Via RealClear Markets comes a research paper from Deutsche Bank that says the times, they are ‘a changing. But not necessarily for the good:

…we are no longer sure how much of what we thought we understood about financial and macro-economics is still valid. We have lived through a decade of extraordinary and unconventional monetary stimulus to prevent economies from sliding into deflation, but this effort barely succeeded in propping up growth at what have been historically low levels.

The most immediate manifestation of the shift in macro policy is that the fear of inflation, and of rising levels of government debt, that shaped a generation of policymakers is receding. Replacing it is the perspective that economic policy should now concentrate on broader social goals.

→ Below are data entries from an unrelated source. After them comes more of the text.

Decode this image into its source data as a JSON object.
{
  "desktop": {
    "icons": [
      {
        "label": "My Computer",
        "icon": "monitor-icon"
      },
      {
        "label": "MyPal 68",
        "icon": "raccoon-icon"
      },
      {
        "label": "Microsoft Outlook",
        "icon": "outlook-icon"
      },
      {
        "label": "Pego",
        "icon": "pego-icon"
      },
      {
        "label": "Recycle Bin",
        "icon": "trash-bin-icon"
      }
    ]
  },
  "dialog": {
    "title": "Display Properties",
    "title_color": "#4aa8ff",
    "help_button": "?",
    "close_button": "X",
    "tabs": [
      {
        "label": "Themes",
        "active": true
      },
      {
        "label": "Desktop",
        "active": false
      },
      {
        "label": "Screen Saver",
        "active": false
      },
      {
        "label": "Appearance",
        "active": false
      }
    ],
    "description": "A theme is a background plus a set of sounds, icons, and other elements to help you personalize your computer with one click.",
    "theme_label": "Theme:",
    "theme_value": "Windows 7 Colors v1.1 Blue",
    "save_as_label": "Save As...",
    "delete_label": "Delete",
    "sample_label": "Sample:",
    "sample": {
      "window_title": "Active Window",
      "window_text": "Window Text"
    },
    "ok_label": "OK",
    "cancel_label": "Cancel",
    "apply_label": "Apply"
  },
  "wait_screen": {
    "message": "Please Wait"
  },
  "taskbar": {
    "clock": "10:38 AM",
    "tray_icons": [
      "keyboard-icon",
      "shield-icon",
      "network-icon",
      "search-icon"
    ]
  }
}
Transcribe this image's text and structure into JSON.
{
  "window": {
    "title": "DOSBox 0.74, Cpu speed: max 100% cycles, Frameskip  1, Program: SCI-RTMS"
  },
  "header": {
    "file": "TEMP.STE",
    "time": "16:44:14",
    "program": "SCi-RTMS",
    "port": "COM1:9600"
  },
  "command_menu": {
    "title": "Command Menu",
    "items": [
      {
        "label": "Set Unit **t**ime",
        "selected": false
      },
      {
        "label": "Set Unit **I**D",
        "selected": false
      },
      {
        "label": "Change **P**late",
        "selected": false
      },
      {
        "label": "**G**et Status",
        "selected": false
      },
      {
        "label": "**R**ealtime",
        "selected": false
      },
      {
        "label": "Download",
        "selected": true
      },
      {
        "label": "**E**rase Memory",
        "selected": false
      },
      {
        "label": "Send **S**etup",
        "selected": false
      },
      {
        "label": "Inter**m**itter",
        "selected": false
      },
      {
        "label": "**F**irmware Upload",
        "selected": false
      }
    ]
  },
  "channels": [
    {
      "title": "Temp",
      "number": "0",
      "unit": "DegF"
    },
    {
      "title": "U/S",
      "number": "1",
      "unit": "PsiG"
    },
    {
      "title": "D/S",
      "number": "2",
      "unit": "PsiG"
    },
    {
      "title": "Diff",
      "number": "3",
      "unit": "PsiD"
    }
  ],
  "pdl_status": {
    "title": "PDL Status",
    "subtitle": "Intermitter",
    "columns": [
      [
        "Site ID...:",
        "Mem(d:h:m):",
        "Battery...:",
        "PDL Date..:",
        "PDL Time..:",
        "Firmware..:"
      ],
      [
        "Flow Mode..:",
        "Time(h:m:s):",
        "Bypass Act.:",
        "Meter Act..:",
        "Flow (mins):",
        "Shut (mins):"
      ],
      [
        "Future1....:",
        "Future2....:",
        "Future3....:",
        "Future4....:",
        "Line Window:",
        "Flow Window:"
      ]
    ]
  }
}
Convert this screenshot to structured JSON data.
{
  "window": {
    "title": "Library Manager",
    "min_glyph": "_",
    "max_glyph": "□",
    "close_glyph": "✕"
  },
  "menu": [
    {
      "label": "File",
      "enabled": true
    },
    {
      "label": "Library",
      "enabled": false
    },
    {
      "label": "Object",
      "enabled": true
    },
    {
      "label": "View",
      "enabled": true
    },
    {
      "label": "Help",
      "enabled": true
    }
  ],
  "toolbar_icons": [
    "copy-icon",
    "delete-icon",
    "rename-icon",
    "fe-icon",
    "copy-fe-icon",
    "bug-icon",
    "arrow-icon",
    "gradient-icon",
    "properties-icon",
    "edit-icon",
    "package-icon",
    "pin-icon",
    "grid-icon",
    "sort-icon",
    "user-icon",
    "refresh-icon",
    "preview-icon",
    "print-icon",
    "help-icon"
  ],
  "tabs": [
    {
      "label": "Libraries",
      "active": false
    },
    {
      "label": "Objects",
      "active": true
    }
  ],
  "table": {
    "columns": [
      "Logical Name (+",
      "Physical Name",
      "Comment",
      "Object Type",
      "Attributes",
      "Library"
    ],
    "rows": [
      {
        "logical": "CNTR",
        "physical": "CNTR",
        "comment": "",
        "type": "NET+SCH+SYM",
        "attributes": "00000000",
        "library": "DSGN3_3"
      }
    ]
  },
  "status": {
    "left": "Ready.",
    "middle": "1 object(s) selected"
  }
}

Achieving broad social goals through the blunt instrument of interest rate policy would be a neat trick…if it worked. What Federal Reserve interventions over the last decade and more have created is even greater inequality and enormous distortions in markets across the globe.

But still we plunge on. And the farther the Fed and the feds go, the more real the possibility they will lead is into a roaring inflationary spiral:

Even if some of the transitory inflation ebbs away, we believe price growth will regain significant momentum as the economy overheats in 2022. Yet we worry that in its new inflation averaging framework, the Fed will be too slow to damp the rising inflation pressures effectively.

The consequence of delay will be greater disruption of economic and financial activity than would be otherwise be the case when the Fed does finally act. In turn, this could create a significant recession and set off a chain of financial distress around the world, particularly in emerging markets.

History is not on the side of the Fed. In recent memory, the central bank has not succeeded in achieving a soft landing when implementing a monetary tightening when inflation has been above 4%.

Policymakers are about to enter a far more difficult world than they have seen for several decades.

The paper is worth reading in full. It’s a sober take on how the policies of the Reagan years that tamed inflation and delivered a generation of prosperity have been mostly abandoned — replaced with central bank conceit.